Don Alfredo le gustaba el jazz, por ello, cuando él inauguró la Casa de Cultura de Naucalpan en 1984, ofreció un concierto el Maestro veracruzano ya fallecido, Juan José Calatayud y su 3.1416, así le llamaba a su grupo de jazz cuya cantante Verónica Ituarte hacía sus pininos. En aquellos tiempos, tanto en la ciudad de Toluca como en toda la entidad, se desplegaba un gran esfuerzo institucional para impulsar la cultura a través del DIF estatal, que era una de las grandes prioridades de su entonces Presidenta Carmen Maza de Del Mazo. Se organizaron festivales de Jazz en el Teatro Morelos y en las Casas de Cultura sembradas a lo largo del territorio mexiquense y ya desde entonces, se germinaba la semilla del hoy Instituto Mexiquense de Cultura.

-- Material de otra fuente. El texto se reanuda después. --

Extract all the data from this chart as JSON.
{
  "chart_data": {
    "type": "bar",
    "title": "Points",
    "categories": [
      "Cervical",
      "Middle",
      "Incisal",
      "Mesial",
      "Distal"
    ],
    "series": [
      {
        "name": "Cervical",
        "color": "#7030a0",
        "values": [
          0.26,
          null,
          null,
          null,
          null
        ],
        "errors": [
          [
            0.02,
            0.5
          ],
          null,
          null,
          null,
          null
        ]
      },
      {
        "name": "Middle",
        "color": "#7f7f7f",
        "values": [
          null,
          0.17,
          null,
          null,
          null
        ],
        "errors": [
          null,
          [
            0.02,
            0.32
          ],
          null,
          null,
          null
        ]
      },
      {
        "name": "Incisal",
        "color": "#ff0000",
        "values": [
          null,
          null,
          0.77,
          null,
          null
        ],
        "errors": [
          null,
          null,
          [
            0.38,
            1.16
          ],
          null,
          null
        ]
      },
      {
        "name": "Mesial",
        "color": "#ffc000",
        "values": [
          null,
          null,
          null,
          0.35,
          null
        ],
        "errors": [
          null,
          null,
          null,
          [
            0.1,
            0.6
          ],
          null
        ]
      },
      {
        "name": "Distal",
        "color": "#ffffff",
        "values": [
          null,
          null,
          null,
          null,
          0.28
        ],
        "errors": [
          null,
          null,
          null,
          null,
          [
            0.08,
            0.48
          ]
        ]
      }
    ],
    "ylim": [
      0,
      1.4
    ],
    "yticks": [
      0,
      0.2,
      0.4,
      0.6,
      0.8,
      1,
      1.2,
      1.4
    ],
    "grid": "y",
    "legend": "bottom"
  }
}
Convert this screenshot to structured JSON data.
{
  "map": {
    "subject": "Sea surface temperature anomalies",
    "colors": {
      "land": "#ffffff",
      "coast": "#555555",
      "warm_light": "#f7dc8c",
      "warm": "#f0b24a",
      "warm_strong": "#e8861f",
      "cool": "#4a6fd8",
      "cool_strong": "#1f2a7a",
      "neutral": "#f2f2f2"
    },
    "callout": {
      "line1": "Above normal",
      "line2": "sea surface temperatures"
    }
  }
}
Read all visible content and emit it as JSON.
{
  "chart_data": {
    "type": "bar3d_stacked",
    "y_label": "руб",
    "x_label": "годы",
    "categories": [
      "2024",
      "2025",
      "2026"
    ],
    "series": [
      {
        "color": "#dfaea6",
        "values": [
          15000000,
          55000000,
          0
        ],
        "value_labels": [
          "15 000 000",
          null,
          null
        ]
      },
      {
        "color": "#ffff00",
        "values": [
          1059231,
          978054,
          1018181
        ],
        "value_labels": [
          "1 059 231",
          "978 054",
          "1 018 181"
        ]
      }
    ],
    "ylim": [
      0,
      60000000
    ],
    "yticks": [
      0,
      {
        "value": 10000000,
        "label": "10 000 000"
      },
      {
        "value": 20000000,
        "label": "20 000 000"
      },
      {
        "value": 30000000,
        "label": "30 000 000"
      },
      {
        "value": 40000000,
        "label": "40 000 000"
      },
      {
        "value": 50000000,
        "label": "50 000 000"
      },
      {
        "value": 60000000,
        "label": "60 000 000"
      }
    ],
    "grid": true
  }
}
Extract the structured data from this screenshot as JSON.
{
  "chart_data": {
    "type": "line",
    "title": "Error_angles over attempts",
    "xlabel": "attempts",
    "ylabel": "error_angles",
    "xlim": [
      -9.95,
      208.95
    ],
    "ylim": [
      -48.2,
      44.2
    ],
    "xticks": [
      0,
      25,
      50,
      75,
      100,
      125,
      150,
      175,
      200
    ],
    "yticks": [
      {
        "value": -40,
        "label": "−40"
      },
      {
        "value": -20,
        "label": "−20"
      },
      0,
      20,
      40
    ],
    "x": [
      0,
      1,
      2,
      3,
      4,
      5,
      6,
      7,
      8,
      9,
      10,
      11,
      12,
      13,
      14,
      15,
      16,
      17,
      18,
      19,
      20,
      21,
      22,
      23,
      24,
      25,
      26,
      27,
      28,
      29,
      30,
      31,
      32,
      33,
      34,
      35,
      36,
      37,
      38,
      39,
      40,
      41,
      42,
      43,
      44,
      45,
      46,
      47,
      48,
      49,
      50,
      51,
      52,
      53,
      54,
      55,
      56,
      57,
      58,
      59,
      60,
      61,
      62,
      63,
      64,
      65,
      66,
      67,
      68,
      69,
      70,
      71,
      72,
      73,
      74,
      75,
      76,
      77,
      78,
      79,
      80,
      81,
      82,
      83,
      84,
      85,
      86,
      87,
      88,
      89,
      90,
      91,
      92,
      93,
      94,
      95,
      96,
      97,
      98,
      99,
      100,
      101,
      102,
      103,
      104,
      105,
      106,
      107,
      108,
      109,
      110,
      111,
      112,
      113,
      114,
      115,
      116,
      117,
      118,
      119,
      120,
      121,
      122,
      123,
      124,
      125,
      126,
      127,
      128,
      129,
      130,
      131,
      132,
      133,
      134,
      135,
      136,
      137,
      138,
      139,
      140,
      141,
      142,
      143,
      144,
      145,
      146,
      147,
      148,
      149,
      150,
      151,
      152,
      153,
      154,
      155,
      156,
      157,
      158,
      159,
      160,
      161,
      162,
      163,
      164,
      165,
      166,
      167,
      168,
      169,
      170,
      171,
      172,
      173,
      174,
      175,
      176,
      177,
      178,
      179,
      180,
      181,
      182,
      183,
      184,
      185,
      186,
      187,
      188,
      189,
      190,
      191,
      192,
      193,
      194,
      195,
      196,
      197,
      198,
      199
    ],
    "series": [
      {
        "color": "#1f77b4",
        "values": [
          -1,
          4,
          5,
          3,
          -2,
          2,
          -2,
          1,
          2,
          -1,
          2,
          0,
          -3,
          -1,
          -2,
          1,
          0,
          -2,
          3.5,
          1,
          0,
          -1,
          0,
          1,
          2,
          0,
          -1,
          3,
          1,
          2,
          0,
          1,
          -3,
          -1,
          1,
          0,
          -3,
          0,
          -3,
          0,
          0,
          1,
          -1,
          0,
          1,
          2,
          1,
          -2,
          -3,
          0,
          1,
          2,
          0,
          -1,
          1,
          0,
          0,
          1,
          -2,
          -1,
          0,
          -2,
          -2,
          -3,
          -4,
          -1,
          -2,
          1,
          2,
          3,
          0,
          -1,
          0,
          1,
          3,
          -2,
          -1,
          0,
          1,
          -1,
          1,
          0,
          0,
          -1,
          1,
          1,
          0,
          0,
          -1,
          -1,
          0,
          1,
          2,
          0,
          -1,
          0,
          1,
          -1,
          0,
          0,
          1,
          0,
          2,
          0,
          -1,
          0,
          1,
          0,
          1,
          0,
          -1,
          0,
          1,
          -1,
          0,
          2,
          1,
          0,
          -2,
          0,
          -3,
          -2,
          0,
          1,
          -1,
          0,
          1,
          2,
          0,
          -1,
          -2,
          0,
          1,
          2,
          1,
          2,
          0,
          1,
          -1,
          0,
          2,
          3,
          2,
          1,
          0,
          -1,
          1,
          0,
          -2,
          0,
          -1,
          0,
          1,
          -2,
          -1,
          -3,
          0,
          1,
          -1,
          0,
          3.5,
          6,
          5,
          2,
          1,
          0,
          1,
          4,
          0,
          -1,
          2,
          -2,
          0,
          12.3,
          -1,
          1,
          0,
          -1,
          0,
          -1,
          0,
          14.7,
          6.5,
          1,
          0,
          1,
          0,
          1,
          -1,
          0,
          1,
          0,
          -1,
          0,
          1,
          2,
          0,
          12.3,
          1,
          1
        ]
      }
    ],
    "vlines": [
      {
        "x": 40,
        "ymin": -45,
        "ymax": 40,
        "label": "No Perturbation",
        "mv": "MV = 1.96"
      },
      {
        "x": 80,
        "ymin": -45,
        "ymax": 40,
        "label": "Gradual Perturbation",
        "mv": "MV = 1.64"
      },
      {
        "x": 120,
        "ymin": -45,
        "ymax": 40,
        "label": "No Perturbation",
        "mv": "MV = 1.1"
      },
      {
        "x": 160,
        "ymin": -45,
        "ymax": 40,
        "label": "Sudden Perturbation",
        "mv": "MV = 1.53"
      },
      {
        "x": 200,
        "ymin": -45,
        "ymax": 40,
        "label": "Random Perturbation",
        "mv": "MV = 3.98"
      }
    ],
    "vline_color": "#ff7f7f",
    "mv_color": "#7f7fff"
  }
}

Vale recordar que en aquella época de impulso a la música y de rescate de nuestras tradiciones culturales, fue todo un éxito el primer concurso de Bandas de Viento que despertó gran interés en todo el Estado, participando Bandas de Toluca, Neza, Coyotepec, Lerma, Naucalpan, la región sur de tierra caliente, desde donde viajaron los integrantes de la Banda del Puerto del Aire, localidad enclavada en el municipio de Tejupilco.

Actualmente la actividad jazzística en Toluca se encuentra en cuarto creciente, gracias a jóvenes que como Humberto Reyes Marin, egresado del Conservatorio de Música del Estado de México como  instrumentista en jazz con especialidad en guitarra eléctrica y que actualmente trabaja en una tienda especializada en instrumentos musicales nos platicó que hay varios grupos de jazz en el Valle de Toluca, integrados en su mayoría por jóvenes que suelen presentarse en un lugar llamado Foro Landó por los rumbos de Bravo Norte y Paseo de Los Matlazincas aquí en Toluca. Le vienen a la mente dos bandas de jazz, una bautizada como Raíces y la otra, Le Monqué Spazzuah.

 

Y ya para cerrar está entrega dedicada al Jazz, le sugiero estos lugares en la CDMX para disfrutar el Jazz en vivo, desde luego que mi favorito es el Zinco Jazz Club, dentro de lo que fuera la bóveda del Banco Mexicano en el sótano del bello edificio Art déco ubicado en Motolinia 20 en el centro. No se arrepentirán.

También les recomiendo el Convite en Filipinas 832, Portales sur; Club Parker & Lenox en Milán 14 en la Juárez; Jazzatlán Capital en Guanajuato 239, Roma Norte y el Dirty Dandy en Emilio Castelar 95 en Polanco. Y si su presupuesto lo aguanta, ahí tienen el mítico Birdland en NYC y el Blue Note también en la gran manzana y el majestuoso Blue Note de Tokyo.